L’Église catholique enseigne que, à la fin des temps, il y aura une conversion collective importante du peuple juif au Christ (CEC § 674). Le « tout Israël » désigne le peuple dans sa totalité historique, non chaque individu nécessairement, mais une plénitude qui accomplira les promesses.
Israël reste le peuple de l’alliance irrévocable.
Les chrétiens d’origine païenne doivent-ils de la reconnaissance à Israël ?
Oui. Nous avons été greffés sur l’olivier saint dont Israël est la racine. Sans les patriarches, les prophètes, la Vierge Marie, les apôtres, il n’y aurait pas d’Église. L’antisémitisme est incompatible avec la foi chrétienne (Nostra Aetate § 4).
Nous ne portons pas la racine. C’est la racine qui nous porte.
Pourquoi Paul termine-t-il par cette doxologie (v. 33-36) ?
Parce que le plan de Dieu dépasse toute intelligence humaine. Après avoir contemplé l’élection, la chute, la greffe, le salut final, il ne reste plus qu’à s’incliner et à adorer.

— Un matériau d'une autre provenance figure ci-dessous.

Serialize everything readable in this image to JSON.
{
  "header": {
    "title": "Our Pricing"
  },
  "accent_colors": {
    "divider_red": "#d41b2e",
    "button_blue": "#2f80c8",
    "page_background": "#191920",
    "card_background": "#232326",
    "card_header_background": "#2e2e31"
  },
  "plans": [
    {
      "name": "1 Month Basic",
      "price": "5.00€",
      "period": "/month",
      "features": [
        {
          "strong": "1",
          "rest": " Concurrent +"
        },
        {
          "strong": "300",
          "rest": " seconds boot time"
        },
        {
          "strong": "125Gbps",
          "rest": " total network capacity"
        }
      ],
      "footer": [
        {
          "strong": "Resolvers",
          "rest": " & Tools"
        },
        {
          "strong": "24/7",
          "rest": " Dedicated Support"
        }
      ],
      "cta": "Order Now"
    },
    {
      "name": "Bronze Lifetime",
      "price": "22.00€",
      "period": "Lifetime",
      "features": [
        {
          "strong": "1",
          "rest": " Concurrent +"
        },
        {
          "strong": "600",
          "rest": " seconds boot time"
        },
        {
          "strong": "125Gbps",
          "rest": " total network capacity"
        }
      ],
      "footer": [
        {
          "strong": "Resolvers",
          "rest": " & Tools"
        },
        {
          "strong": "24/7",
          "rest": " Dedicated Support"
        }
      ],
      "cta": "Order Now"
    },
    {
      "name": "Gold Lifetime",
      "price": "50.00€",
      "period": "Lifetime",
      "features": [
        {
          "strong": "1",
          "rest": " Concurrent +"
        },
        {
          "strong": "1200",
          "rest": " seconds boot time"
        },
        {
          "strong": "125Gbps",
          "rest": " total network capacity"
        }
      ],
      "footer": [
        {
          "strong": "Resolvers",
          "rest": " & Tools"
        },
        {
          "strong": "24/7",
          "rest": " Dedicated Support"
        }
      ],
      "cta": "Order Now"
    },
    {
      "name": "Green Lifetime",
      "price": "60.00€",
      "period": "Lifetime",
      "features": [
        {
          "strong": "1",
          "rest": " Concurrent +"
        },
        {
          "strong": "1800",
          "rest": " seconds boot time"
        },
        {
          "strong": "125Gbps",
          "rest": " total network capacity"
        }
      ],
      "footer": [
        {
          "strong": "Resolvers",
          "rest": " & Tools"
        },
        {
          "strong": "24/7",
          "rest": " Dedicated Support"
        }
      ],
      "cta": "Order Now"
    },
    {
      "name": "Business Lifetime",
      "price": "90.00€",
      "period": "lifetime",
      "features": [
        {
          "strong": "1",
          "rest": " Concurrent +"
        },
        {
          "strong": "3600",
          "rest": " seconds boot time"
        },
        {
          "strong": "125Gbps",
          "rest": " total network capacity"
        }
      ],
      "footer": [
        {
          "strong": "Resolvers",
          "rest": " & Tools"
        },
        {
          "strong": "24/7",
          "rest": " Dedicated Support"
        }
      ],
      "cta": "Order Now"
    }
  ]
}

Face au mystère, le silence et la louange sont la seule réponse juste.
Comment vivre Romains 11 aujourd’hui ?
En priant chaque jour pour la conversion d’Israël, en refusant tout mépris envers le peuple juif, en restant humble devant la grâce qui nous a greffés, et en adorant la sagesse insondable de Dieu.
Prière inspirée de Romains 11
Dieu d’Abraham, d’Isaac et de Jacob, Toi qui n’as pas rejeté ton peuple, Toi qui as greffé les nations sur l’olivier saint, hâte le jour où tout Israël te reconnaîtra dans le visage de Jésus. Garde-nous dans l’humilité et la reconnaissance. À toi la gloire dans tous les siècles. Amen.